Norwegian Air emerges from restructuring with wings clipped
Norwegian Air has today emerged from a six month restructuring process, defying those who thought the pandemic would spell the end for the carrier.
However, despite surviving the worst aviation crisis on record, the airline will return to the skies in utterly different shape – and much smaller – than it was before the pandemic struck.
“We have saved an airline that is of huge value to Norway and which binds our long country together,” chief executive Jacob Schram told a news conference.
Last week the carrier said that it had raised the 6bn Norwegian crowns (£509m) necessarily for it to exit bankruptcy protection.
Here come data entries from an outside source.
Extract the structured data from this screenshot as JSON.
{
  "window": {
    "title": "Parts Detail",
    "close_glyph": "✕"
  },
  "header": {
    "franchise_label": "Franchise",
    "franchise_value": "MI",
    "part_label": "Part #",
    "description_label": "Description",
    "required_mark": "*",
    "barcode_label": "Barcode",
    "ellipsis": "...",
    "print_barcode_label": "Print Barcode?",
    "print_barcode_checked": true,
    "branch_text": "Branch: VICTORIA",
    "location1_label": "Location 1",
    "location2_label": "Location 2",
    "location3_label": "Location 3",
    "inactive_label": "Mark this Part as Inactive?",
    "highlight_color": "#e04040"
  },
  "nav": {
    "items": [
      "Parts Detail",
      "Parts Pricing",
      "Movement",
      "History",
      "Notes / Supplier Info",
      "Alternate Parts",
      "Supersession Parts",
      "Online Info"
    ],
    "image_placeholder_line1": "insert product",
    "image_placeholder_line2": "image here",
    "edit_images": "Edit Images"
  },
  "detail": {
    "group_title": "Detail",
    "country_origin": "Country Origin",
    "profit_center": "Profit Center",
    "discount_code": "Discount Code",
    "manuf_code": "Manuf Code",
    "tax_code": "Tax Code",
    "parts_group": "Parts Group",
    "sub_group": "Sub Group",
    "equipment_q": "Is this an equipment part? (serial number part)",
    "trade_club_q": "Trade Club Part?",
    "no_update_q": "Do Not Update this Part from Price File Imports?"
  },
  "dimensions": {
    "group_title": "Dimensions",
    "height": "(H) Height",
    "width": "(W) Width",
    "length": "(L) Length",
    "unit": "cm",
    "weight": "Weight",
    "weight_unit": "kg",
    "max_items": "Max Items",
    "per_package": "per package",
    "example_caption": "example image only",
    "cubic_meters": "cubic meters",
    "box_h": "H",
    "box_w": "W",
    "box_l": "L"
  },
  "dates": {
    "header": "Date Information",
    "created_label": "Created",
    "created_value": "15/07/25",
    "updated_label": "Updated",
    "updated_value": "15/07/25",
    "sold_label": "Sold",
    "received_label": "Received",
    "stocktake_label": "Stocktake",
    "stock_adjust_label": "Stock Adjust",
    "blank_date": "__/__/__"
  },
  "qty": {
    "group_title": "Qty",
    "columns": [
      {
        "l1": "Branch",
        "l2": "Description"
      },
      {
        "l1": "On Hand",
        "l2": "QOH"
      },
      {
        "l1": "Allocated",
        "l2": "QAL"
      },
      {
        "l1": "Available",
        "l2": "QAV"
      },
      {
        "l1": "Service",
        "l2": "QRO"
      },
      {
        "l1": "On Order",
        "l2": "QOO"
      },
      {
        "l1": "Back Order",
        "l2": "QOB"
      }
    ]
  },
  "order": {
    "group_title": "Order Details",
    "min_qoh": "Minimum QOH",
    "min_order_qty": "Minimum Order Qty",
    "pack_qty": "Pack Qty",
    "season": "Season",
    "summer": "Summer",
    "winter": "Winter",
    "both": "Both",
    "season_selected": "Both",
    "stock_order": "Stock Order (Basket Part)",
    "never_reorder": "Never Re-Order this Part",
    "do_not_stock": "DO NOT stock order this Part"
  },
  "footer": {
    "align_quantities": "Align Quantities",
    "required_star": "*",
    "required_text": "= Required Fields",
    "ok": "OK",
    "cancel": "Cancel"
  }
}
It will operate solely as a short-haul airline, having discontinued the transatlantic operation that fuelled its rapid growth, with a fleet of just 51 aircraft.
Prior to the pandemic, it had 156 planes. It has also cancelled 85bn Norwegian crowns (£7bn) worth of orders from Boeing and Airbus.
Many had predicted that the pandemic would prove too much for the carrier, which has already heavily indebted before air travel ground to a near complete halt.
And while it was undergoing restructuring, several other airlines have made inroads into its new core Scandinavian markets.
Fellow low-cost carriers Wizz Air and Ryanair have both opened new services to Norway, while a new national start-up airline, Flyr, is due to launch by the middle of the year.